You are acting no differently than than white people who have oppressed blacks for centuries have acted. From the time of slavery, through Jim Crow, organized segregation, the Civil rights movement, apartheid in South Africa and today for RWers and extreme LWers have had the same mantra towards black people- you know what's best for them and their families.

By not listening and acting the way you do, your condescending false superiority, of course, turns them away from your "movement" and it should.

Read a book.
 
I don't think you're being fair to the campaign, and that charge isn't completely honest. Bernie's ties to the black community are leftist black radicals, former members of the Black Panthers, etc. Those activists aren't prominent or particularly popular in black culture anymore.
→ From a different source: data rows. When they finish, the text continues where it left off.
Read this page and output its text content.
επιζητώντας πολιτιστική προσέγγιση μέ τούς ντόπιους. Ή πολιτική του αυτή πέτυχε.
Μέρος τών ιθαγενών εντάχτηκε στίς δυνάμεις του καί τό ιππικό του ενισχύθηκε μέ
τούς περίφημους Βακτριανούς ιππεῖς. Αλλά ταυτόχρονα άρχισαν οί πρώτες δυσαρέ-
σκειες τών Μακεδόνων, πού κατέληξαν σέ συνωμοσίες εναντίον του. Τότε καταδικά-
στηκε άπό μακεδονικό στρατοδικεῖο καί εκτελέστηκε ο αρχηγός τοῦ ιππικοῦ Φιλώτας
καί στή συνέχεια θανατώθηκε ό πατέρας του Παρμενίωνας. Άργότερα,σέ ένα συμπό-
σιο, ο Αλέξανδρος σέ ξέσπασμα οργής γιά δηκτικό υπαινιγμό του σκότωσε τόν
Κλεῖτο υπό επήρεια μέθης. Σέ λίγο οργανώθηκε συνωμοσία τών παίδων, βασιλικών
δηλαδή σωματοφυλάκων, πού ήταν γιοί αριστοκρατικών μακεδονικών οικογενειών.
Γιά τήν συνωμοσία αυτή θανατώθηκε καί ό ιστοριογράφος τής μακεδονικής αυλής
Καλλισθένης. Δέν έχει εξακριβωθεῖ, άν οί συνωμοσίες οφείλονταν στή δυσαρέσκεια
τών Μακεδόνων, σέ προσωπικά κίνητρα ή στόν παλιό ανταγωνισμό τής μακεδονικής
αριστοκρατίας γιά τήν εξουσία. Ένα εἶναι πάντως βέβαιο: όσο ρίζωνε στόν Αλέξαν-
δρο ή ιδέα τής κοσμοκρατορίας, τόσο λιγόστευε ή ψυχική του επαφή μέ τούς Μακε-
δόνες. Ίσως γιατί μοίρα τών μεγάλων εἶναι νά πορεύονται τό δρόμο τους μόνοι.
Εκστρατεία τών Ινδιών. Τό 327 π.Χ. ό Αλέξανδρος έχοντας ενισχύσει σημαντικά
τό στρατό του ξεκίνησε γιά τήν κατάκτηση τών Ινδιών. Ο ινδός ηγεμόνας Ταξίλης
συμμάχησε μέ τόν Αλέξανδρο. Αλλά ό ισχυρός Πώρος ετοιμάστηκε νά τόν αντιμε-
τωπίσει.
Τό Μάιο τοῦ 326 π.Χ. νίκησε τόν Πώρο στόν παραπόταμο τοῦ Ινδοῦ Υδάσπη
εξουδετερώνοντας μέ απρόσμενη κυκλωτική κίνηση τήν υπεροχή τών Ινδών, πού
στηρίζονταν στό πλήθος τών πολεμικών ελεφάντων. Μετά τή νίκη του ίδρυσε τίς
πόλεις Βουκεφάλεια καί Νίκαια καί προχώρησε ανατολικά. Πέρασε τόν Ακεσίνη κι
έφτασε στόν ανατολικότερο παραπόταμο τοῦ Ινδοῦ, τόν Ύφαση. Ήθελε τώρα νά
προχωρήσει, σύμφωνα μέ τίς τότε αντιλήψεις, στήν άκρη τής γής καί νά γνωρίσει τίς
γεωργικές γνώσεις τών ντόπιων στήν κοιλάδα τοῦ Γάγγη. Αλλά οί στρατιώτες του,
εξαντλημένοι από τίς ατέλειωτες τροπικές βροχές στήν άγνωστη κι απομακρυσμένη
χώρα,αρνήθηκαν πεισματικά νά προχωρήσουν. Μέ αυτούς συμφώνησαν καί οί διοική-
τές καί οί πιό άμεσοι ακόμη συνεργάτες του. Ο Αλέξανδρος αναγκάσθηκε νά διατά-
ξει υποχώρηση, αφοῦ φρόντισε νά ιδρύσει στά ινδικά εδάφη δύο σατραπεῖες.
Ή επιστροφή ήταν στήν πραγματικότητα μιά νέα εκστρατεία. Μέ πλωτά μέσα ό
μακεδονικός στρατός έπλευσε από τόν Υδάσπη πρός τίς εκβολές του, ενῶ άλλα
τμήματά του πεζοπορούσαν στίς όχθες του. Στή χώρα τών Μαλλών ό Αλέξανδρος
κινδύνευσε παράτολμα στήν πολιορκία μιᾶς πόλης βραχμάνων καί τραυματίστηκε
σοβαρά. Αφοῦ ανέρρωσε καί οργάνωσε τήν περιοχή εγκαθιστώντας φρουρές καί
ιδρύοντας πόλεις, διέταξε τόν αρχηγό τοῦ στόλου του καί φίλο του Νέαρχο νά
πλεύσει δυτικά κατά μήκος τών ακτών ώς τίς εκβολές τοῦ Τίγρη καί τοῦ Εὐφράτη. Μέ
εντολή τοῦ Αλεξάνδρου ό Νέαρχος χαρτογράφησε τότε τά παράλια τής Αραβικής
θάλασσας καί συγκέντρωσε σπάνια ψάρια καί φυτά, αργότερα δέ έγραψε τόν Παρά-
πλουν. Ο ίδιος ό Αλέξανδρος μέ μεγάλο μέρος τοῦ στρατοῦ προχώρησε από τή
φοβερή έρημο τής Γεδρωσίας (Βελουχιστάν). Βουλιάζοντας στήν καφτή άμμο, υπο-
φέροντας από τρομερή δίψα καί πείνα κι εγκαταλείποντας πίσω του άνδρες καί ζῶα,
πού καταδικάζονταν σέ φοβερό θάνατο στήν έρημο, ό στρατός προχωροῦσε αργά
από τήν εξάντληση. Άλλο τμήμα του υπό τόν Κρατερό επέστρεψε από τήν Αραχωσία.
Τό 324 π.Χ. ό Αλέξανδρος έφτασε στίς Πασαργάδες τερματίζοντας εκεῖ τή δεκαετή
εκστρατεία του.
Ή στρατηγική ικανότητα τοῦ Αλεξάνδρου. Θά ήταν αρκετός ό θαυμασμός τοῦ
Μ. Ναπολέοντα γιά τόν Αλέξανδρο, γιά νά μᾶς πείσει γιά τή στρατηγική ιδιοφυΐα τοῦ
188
It's not Bernie's fault that Harry Belefonte, Cornel West, and Jesse Jackson aren't pursuasive forces. I really think it's just vindictive schadenfreude from the establishment media to try and pin this on Briahna Joy just because she busted their ass on Twitter for 3 years. The election wasn't won or lost on Twitter and people really need to get over their hurt buttholes about it.

I'm just saying that using those figures as a proxy for on-the-ground organizing killed the Sanders campaign. None of the candidates did anything to actually engage black communities on the ground, but I don't think it's unfair to critique the Sanders campaign on these grounds. As you note, there is a big difference between Twitter and real life, and I think that the Sanders campaign took the wrong lesson from 2016 by getting support from prominent "New Left" luminaries and hiring Twitter influencers rather than tap into policy experts (e.g., Warren) and influential politicians in black communities (e.g., Biden). Reasonable minds may differ and I agree with you that the election wasn't won or lost on Twitter. For Sanders, it was lost on the ground. That's my point.

not saying that strick is arguing this, but this notion that Bernie lost the black vote to Biden 70-20 because Bernie's campaign was mean on Twitter is just fucking stupid, and the people making that implication are very clearly motivated by some desperate social media vengeance - a very pathetic grandiosity of their own online influence. By most accounts, Bernie had the largest and best ground game of any of the nominees, and Biden was broke and not campaigning, so it's not exactly a question of focus or resource allocation.

Definitely not saying this. He had the largest and best ground game of any of the nominees, but he basically punted organizing in middle class and poor black communities, and his efforts to garner support through black surrogates from 60s-90s "New Lefts" just didn't work.
 
RJ, he clearly wants universal coverage. All types of universal coverage aren’t built alike. You all know this. Universal coverage that isn’t structured like Medicare/Medicaid or in some form of single payer model won’t do much to alleviate the economic strain that health insurance is putting on working people.


Medicare now is not, and has never been, structured like the wished-for M4A.